Jesus and Greek Philosophy
Perhaps you would find this passage from Mack’s book
The Lost Gospel interesting:
“We tend to think of Galilee as a natural part of the land of Israel because the kingdoms of David and Solomon included it, and because the extent of their kingdoms became the ideal realm for any Jewish state centered in Jerusalem. But Galilee belonged to the kingdom of David and Solomon for less than one hundred years. After that it was part of the kingdom of Israel with its own ‘northern’ traditions and its capital at Shechem, the provincial center later to be known as Samaria. Then it was annexed as a province by Assyria, transferred to Neo-Babylonia, and invaded by the Persians. The stories of the Jews who returned from deportation to Babylon belong to the history of Jerusalem and Judea, not to Samaria and the district of Galilee. The stories say that the Jews found the Samaritans unworthy to help build the temple at Jerusalem because they had intermarried with the people of other cultures. And as for Galilee, it was known among Jews as ‘the land of the gentiles.’

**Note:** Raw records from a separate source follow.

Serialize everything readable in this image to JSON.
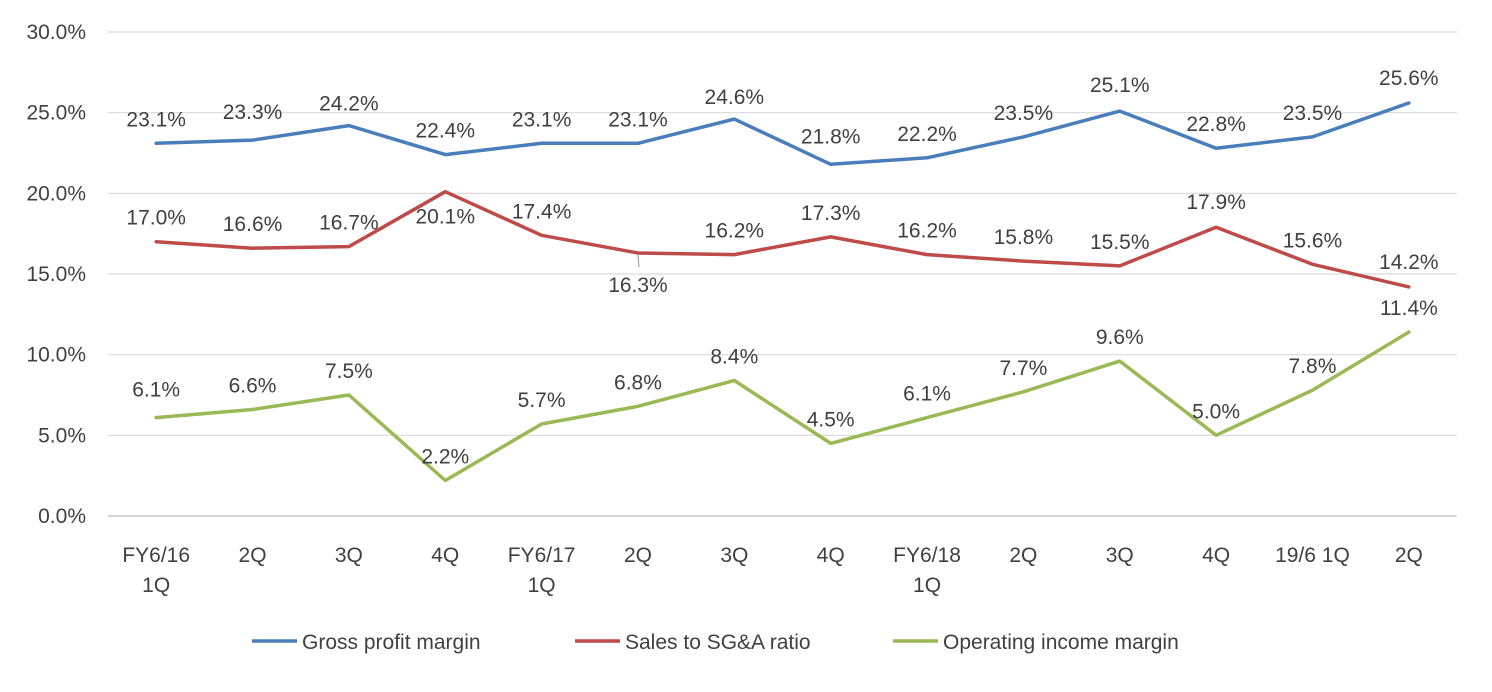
{
  "chart_data": {
    "type": "line",
    "title": "",
    "xlabel": "",
    "ylabel": "",
    "categories": [
      [
        "FY6/16",
        "1Q"
      ],
      [
        "2Q"
      ],
      [
        "3Q"
      ],
      [
        "4Q"
      ],
      [
        "FY6/17",
        "1Q"
      ],
      [
        "2Q"
      ],
      [
        "3Q"
      ],
      [
        "4Q"
      ],
      [
        "FY6/18",
        "1Q"
      ],
      [
        "2Q"
      ],
      [
        "3Q"
      ],
      [
        "4Q"
      ],
      [
        "19/6 1Q"
      ],
      [
        "2Q"
      ]
    ],
    "ylim": [
      0,
      30
    ],
    "yticks": [
      0,
      5,
      10,
      15,
      20,
      25,
      30
    ],
    "ytick_labels": [
      "0.0%",
      "5.0%",
      "10.0%",
      "15.0%",
      "20.0%",
      "25.0%",
      "30.0%"
    ],
    "grid": true,
    "legend_position": "bottom",
    "series": [
      {
        "name": "Gross profit margin",
        "color": "#4a7ebb",
        "values": [
          23.1,
          23.3,
          24.2,
          22.4,
          23.1,
          23.1,
          24.6,
          21.8,
          22.2,
          23.5,
          25.1,
          22.8,
          23.5,
          25.6
        ],
        "labels": [
          "23.1%",
          "23.3%",
          "24.2%",
          "22.4%",
          "23.1%",
          "23.1%",
          "24.6%",
          "21.8%",
          "22.2%",
          "23.5%",
          "25.1%",
          "22.8%",
          "23.5%",
          "25.6%"
        ]
      },
      {
        "name": "Sales to SG&A ratio",
        "color": "#be4b48",
        "values": [
          17.0,
          16.6,
          16.7,
          20.1,
          17.4,
          16.3,
          16.2,
          17.3,
          16.2,
          15.8,
          15.5,
          17.9,
          15.6,
          14.2
        ],
        "labels": [
          "17.0%",
          "16.6%",
          "16.7%",
          "20.1%",
          "17.4%",
          "16.3%",
          "16.2%",
          "17.3%",
          "16.2%",
          "15.8%",
          "15.5%",
          "17.9%",
          "15.6%",
          "14.2%"
        ]
      },
      {
        "name": "Operating income margin",
        "color": "#98b954",
        "values": [
          6.1,
          6.6,
          7.5,
          2.2,
          5.7,
          6.8,
          8.4,
          4.5,
          6.1,
          7.7,
          9.6,
          5.0,
          7.8,
          11.4
        ],
        "labels": [
          "6.1%",
          "6.6%",
          "7.5%",
          "2.2%",
          "5.7%",
          "6.8%",
          "8.4%",
          "4.5%",
          "6.1%",
          "7.7%",
          "9.6%",
          "5.0%",
          "7.8%",
          "11.4%"
        ]
      }
    ]
  }
}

After Alexander, the hellenizing programs of the Ptolemies and Seleucids dotted the landscape on all sides of Galilee with newly founded cities on the Greek model. Greek cities were founded in Phoenicia, southern Syria, the Decapolis (region of ‘ten cities’ to the east of the Sea of Galilee), northern Palestine, and the coastlands to the west. Theaters, schools, stadia, porticoed markets, administrative offices, foreign legions, and transplanted people with franchise as ‘citizens’ took their place as signs of the hellenistic age. Samaritans and Galileans did not resist. They did not generate a revolution like that of the Maccabees in Judea.”
I think the idea that Galilee was a melting pot in the Middle East makes the connection between Jesus and the Hellenic tradition much more interesting.